There is much more anxiety and uncertainty today, and we simply haven't got much in the way of finances to go and acquire six or seven players to pad out the squad whilst adding the necessary quality at the same time. We cannot waste what little resources we have and Grayson is having to be shrewd and savvy when it comes to his recruits; bargain hunting, free transfers and the loan system are the only options available to him presently and it would look like, the foreseeable future.
Having said all of that, it is by no means all doom and gloom. There is another side to our situation. I spent an hour or two looking into what exactly previously promoted clubs had actually spent to get into the Premier League, and the things that I discovered surprised me a little.
The common misconception in the North East initially upon relegation was "oh, aye, it'll take £50m to get promoted." But that may not be the case at all. Yes, fans will point to Newcastle spending £55m last season to do just that. Having recouped £85m though, the Magpies could swiftly fund a squad to try and win the league. Those lot up the road have a bit of a track record here too. They had assets to sell after relegation in 2009, and bounced back up at the first attempt then as well.
Sunderland aren't in a position to do that. Yes, we can point at the likes of Lamine Kone, Jeremain Lens and Wahbi Khazri as players who would bring in a fair penny or two, but due to our financial situation, Ellis Short will be extremely reluctant to use any incoming funds to reinvest in the team. Simon Grayson hasn't seen a penny of the Jordan Pickford money, and nor is he likely to.
The good new is that, looking at the past ten seasons, and at the thirty clubs that gained promotion from The Championship, the average amount spent per club per season, was £9m. (That is without taking into consideration any loan fees). If we consider only the past five seasons, then the amount increases slightly to £12.4m; due to added TV revenue and prize money trickling down from the cash-laden Premier League.
That surprised me. I didn't think it would be so low. Huddersfield spent less than £4m last season as they utilised the loan system to its full, bringing in players from top flight clubs and from Germany to create an exciting young team. When Leicester were promoted in 13/14, the only fee they paid was for £425k to Le Havre, for a certain Riyad Mahrez.
If, like Newcastle, or Middlesbrough this summer, you have something of a war-chest to fund a promotion push, to say it helps massively would be the understatement of the century, but recruiting the right types players, for the right fees and deals is paramount to success. The likes of Blackburn and QPR are current example of what can happen if clubs continually get it wrong. I've said before that the motives players have for coming to Sunderland AFC have been the wrong ones, and that needs to change. Thankfully, under Grayson, that seems to be happening. He's certainly made the right noises in recent weeks. I have faith that he will get it right.
What I've learned from a financial perspective in recent days, is I think a little reassuring; that we can indeed still have a good campaign in our first season back in the second tier.
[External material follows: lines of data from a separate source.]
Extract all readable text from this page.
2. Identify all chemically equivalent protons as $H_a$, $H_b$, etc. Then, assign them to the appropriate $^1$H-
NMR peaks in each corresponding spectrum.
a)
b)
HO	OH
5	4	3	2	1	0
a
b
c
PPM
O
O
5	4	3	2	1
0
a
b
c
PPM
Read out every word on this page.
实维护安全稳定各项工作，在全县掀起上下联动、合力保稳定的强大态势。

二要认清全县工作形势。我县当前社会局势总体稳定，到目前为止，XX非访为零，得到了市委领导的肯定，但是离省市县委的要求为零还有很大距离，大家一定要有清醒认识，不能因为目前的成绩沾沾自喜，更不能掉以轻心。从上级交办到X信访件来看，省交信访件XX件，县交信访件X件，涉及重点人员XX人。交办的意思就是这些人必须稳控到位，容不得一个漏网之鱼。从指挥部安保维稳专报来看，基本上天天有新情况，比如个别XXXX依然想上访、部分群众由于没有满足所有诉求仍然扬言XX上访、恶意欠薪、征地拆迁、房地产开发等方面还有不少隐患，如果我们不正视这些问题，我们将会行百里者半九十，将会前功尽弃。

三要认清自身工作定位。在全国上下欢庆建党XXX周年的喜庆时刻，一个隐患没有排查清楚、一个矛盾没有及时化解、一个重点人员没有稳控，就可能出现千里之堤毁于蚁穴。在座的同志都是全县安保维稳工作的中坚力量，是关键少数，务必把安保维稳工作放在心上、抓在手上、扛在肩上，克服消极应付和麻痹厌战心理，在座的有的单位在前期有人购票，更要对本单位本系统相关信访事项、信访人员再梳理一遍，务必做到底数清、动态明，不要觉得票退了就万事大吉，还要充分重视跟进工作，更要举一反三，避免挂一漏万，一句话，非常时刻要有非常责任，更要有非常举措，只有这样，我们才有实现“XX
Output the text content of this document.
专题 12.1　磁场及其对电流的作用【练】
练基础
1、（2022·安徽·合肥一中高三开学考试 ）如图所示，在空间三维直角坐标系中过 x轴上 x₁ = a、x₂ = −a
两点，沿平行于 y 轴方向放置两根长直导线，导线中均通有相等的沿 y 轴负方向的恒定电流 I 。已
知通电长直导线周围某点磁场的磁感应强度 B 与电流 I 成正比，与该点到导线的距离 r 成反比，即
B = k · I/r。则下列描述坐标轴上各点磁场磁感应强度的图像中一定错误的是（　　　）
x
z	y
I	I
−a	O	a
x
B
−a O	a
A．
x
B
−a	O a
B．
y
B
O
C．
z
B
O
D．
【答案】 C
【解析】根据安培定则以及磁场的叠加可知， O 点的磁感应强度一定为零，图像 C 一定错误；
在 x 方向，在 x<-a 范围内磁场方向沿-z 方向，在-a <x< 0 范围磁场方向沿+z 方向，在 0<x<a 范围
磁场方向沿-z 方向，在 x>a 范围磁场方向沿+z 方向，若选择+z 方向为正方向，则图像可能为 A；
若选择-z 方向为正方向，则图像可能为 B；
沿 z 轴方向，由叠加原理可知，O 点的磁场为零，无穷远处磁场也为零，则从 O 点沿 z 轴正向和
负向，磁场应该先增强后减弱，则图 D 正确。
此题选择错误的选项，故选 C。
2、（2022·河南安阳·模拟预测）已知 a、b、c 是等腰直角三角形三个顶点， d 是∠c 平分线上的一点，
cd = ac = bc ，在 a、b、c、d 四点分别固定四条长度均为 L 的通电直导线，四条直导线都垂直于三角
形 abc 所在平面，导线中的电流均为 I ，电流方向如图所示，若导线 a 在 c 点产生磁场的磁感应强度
We've tried so many times in the past to chuck money at the situation and it's backfired spectacularly, for which we are now paying the price of those countless forgetful transfer windows.
It is time to change tack. To be honest, we have little choice. There are bargains out there, Simon Grayson will be working incessantly to find them. If it is a season of transition then fair enough. If it is a season where we mount a play-off challenge, then I'll be elated. If we look like we're going to trouble the top two spots then I'll be ecstatic. We want to be proud of our club once again, and as I've found out this week, it doesn't have to cost an arm and a leg to do that.